Physically, bringing the pelvis and womb into alignment balances hormones and encourages healthy blood and lymphatic flow. Energetically, the whole being is aligned, as the emotion-centred root chakra comes into balance, promoting feelings of wellbeing and healthy emotional release.
In addition to resolving pelvic pain, discomfort and muscle weakness, pelvic massage can aid recovery from birth trauma and increase libido and sexual pleasure. You needn’t have had a vaginal birth to benefit from pelvic care: the methods used help to alleviate imbalances and physical trauma, due to prolonged attempts at vaginal delivery, as well as process any grief or disappointment, at experiencing a surgical birth.
Castor oil packs
Castor oil is derived from the seed of the Ricinus Communis plant. Used for centuries for its healing properties, traditional midwives use castor oil packs to resolve health challenges within the abdomen, particularly related to the digestive and reproductive organs. Castor oil is applied using a cloth and heat is used to help the oil permeate the skin and penetrate deeply within.
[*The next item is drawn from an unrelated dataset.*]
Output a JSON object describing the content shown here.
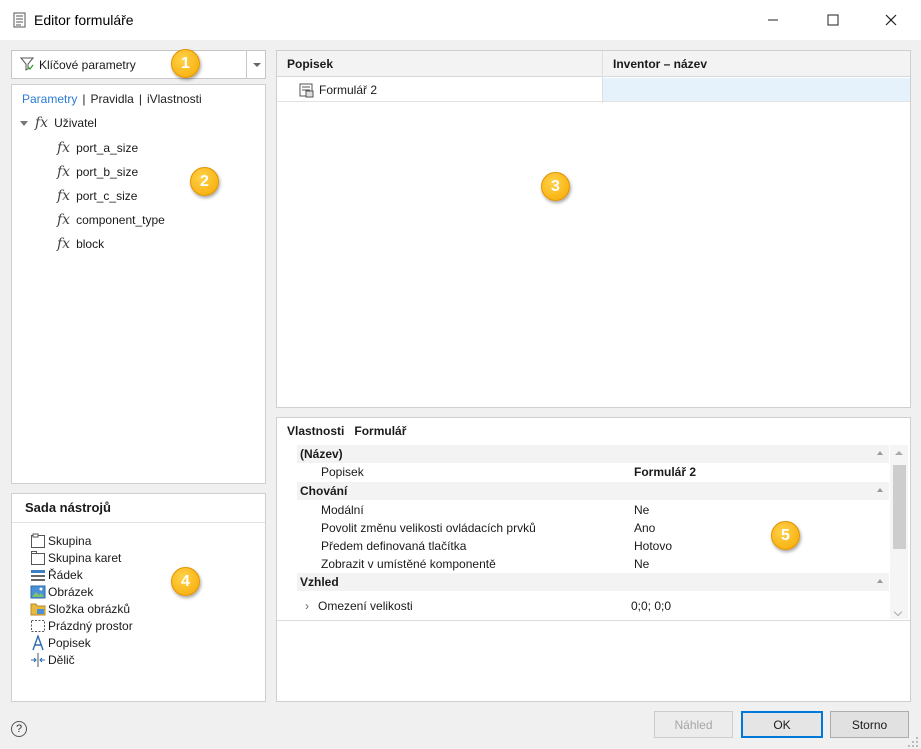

Castor oil packs stimulate the lymphatic system and help detoxify the body, which is particularly important postpartum, to clear away dead tissue, heal scar tissue and adhesions, and detox from any chemical anaesthetics and labour inducers used during birth. Castor oil has also been used to reduce pain and inflammation, soothing tender abdominal wounds and alleviating any cramps felt as your uterus shrinks after birth. Some mothers have also found that castor oil pack therapy stimulates breastmilk production, to help get your feeding journey off to the best start possible.
Growing numbers of western women are shaking off outdated and unhelpful notions that postpartum care is a luxury. Caring for new mothers is essential to the wellbeing of mother, baby, and society at large. Happy, well-adjusted mums raise happy, well-adjusted children, who grow to become happy, well-adjusted adults and contribute positively to society. While we wait for western health and social systems to catch on to this fact at painfully slow rate, we’re busy loving on our Golden Mamas with a combination of proven modern healing modalities and nourishing therapies that have been passed down among midwives for centuries.